Adapting to ChatGPT and generative AI
The emergence of ChatGPT led Tamedia to begin exploring possible use cases for it in the journalism production process. After several brainstorming sessions with its editorial staff, it identified several tasks that newsrooms agreed they would find helpful, such as having the machine offer up titles and ledes for stories — particularly for content being supplied by a third party, such as an agency or a municipality.
“For example, say they want to build a new school, and the municipality is informing the public about that on their Web site. We scrape the Web site and get immediately alerted whenever there’s new content,” Grossenbacher said.
But this content is often boring and can’t be run as a story. “So we slightly change the text. For that, our journalists said it would be really helpful to have an AI that would digest this text and propose a better sounding, more snacky title and lead.”
Grossenbacher decided to compare how generative AI would work in his original example of the story on solar plants.
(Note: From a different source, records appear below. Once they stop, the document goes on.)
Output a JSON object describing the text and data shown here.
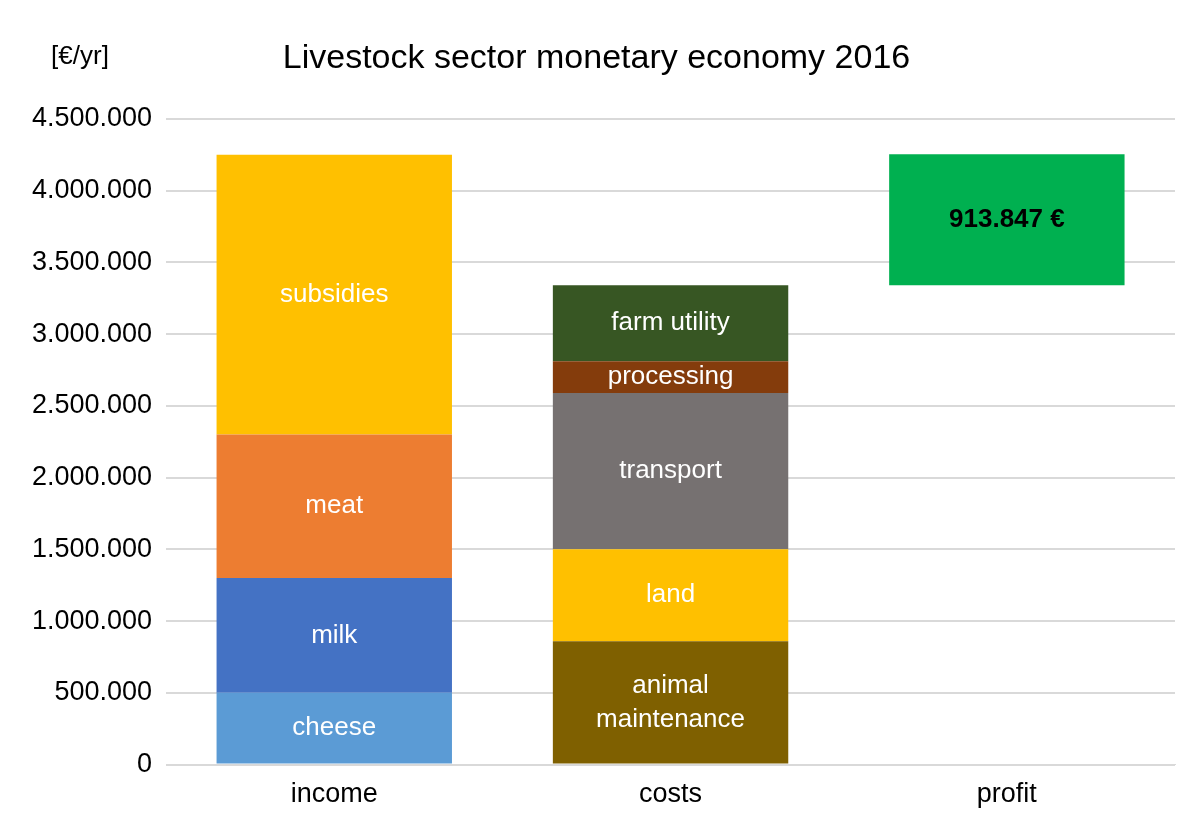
{
  "chart_data": {
    "type": "bar",
    "title": "Livestock sector monetary economy 2016",
    "ylabel": "[€/yr]",
    "stacked": true,
    "categories": [
      "income",
      "costs",
      "profit"
    ],
    "series": [
      {
        "name": "cheese",
        "color": "#5b9bd5",
        "values": [
          500000,
          null,
          null
        ]
      },
      {
        "name": "milk",
        "color": "#4472c4",
        "values": [
          800000,
          null,
          null
        ]
      },
      {
        "name": "meat",
        "color": "#ed7d31",
        "values": [
          1000000,
          null,
          null
        ]
      },
      {
        "name": "subsidies",
        "color": "#ffc000",
        "values": [
          1950000,
          null,
          null
        ]
      },
      {
        "name": "animal maintenance",
        "color": "#7f6000",
        "values": [
          null,
          860000,
          null
        ]
      },
      {
        "name": "land",
        "color": "#ffc000",
        "values": [
          null,
          640000,
          null
        ]
      },
      {
        "name": "transport",
        "color": "#767171",
        "values": [
          null,
          1090000,
          null
        ]
      },
      {
        "name": "processing",
        "color": "#843c0c",
        "values": [
          null,
          220000,
          null
        ]
      },
      {
        "name": "farm utility",
        "color": "#375623",
        "values": [
          null,
          530000,
          null
        ]
      },
      {
        "color": "#00b050",
        "values": [
          null,
          null,
          913847
        ],
        "base": [
          null,
          null,
          3340000
        ],
        "value_labels": [
          null,
          null,
          "913.847 €"
        ]
      }
    ],
    "ylim": [
      0,
      4500000
    ],
    "yticks": [
      {
        "value": 0,
        "label": "0"
      },
      {
        "value": 500000,
        "label": "500.000"
      },
      {
        "value": 1000000,
        "label": "1.000.000"
      },
      {
        "value": 1500000,
        "label": "1.500.000"
      },
      {
        "value": 2000000,
        "label": "2.000.000"
      },
      {
        "value": 2500000,
        "label": "2.500.000"
      },
      {
        "value": 3000000,
        "label": "3.000.000"
      },
      {
        "value": 3500000,
        "label": "3.500.000"
      },
      {
        "value": 4000000,
        "label": "4.000.000"
      },
      {
        "value": 4500000,
        "label": "4.500.000"
      }
    ],
    "grid": "y",
    "legend": false
  }
}
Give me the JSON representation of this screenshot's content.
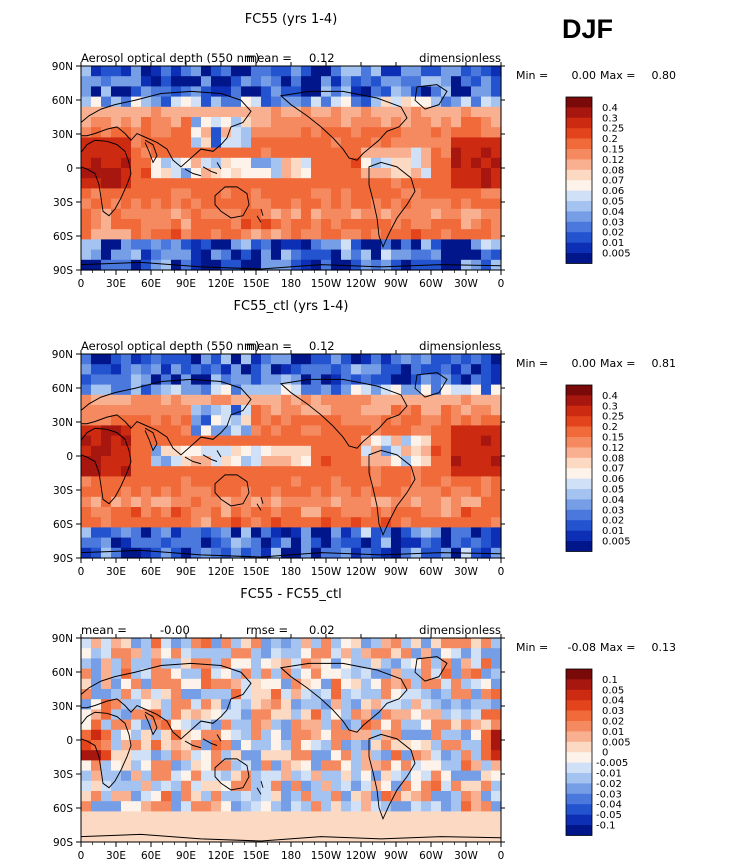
{
  "season": "DJF",
  "chart_data": [
    {
      "type": "heatmap",
      "title": "FC55 (yrs 1-4)",
      "subtitle": "Aerosol optical depth (550 nm)",
      "mean_label": "mean =",
      "mean_value": "0.12",
      "units": "dimensionless",
      "min_label": "Min =",
      "min_value": "0.00",
      "max_label": "Max =",
      "max_value": "0.80",
      "x_ticks": [
        "0",
        "30E",
        "60E",
        "90E",
        "120E",
        "150E",
        "180",
        "150W",
        "120W",
        "90W",
        "60W",
        "30W",
        "0"
      ],
      "y_ticks": [
        "90N",
        "60N",
        "30N",
        "0",
        "30S",
        "60S",
        "90S"
      ],
      "legend_levels": [
        "0.4",
        "0.3",
        "0.25",
        "0.2",
        "0.15",
        "0.12",
        "0.08",
        "0.07",
        "0.06",
        "0.05",
        "0.04",
        "0.03",
        "0.02",
        "0.01",
        "0.005"
      ],
      "legend_colors": [
        "#7a0a0a",
        "#a8170f",
        "#cd2a12",
        "#e3441c",
        "#f06a3a",
        "#f58a60",
        "#f8b090",
        "#fcd9c2",
        "#fdf3ea",
        "#cfe0f7",
        "#a4c3f0",
        "#769ee6",
        "#4a78dc",
        "#2453cf",
        "#0d2fb5",
        "#00168a"
      ],
      "panel": "a"
    },
    {
      "type": "heatmap",
      "title": "FC55_ctl (yrs 1-4)",
      "subtitle": "Aerosol optical depth (550 nm)",
      "mean_label": "mean =",
      "mean_value": "0.12",
      "units": "dimensionless",
      "min_label": "Min =",
      "min_value": "0.00",
      "max_label": "Max =",
      "max_value": "0.81",
      "x_ticks": [
        "0",
        "30E",
        "60E",
        "90E",
        "120E",
        "150E",
        "180",
        "150W",
        "120W",
        "90W",
        "60W",
        "30W",
        "0"
      ],
      "y_ticks": [
        "90N",
        "60N",
        "30N",
        "0",
        "30S",
        "60S",
        "90S"
      ],
      "legend_levels": [
        "0.4",
        "0.3",
        "0.25",
        "0.2",
        "0.15",
        "0.12",
        "0.08",
        "0.07",
        "0.06",
        "0.05",
        "0.04",
        "0.03",
        "0.02",
        "0.01",
        "0.005"
      ],
      "legend_colors": [
        "#7a0a0a",
        "#a8170f",
        "#cd2a12",
        "#e3441c",
        "#f06a3a",
        "#f58a60",
        "#f8b090",
        "#fcd9c2",
        "#fdf3ea",
        "#cfe0f7",
        "#a4c3f0",
        "#769ee6",
        "#4a78dc",
        "#2453cf",
        "#0d2fb5",
        "#00168a"
      ],
      "panel": "b"
    },
    {
      "type": "heatmap",
      "title": "FC55 - FC55_ctl",
      "mean_label": "mean =",
      "mean_value": "-0.00",
      "rmse_label": "rmse =",
      "rmse_value": "0.02",
      "units": "dimensionless",
      "min_label": "Min =",
      "min_value": "-0.08",
      "max_label": "Max =",
      "max_value": "0.13",
      "x_ticks": [
        "0",
        "30E",
        "60E",
        "90E",
        "120E",
        "150E",
        "180",
        "150W",
        "120W",
        "90W",
        "60W",
        "30W",
        "0"
      ],
      "y_ticks": [
        "90N",
        "60N",
        "30N",
        "0",
        "30S",
        "60S",
        "90S"
      ],
      "legend_levels": [
        "0.1",
        "0.05",
        "0.04",
        "0.03",
        "0.02",
        "0.01",
        "0.005",
        "0",
        "-0.005",
        "-0.01",
        "-0.02",
        "-0.03",
        "-0.04",
        "-0.05",
        "-0.1"
      ],
      "legend_colors": [
        "#7a0a0a",
        "#a8170f",
        "#cd2a12",
        "#e3441c",
        "#f06a3a",
        "#f58a60",
        "#f8b090",
        "#fcd9c2",
        "#fdf3ea",
        "#cfe0f7",
        "#a4c3f0",
        "#769ee6",
        "#4a78dc",
        "#2453cf",
        "#0d2fb5",
        "#00168a"
      ],
      "panel": "c"
    }
  ]
}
Many of the challenges he faced had to do with teaching the machine to find the right information: “The first thing that is wrong, which is quite funny I think, is that it’s speaking of plants you have in your garden, not plants in the sense of solar plants.”
By correcting the machine, it began to learn and — without being given the rules outlined for the original story — it kept improving its accuracy. “The machine actually found the rules within this correlation between structured data and the expected output it gave. And that’s why we call it machine learning because the machine learns the rules by itself.”
One big difference between rule-based content generation and generative AI content development is that “when we define the rules, we are in full control. As long as there’s no rule and no error in the rules, then there will be no error in the output that is generated.”
With generative AI, however, “we really don’t know the rules, so we only have to trust the machine that it comes up with the right rules.”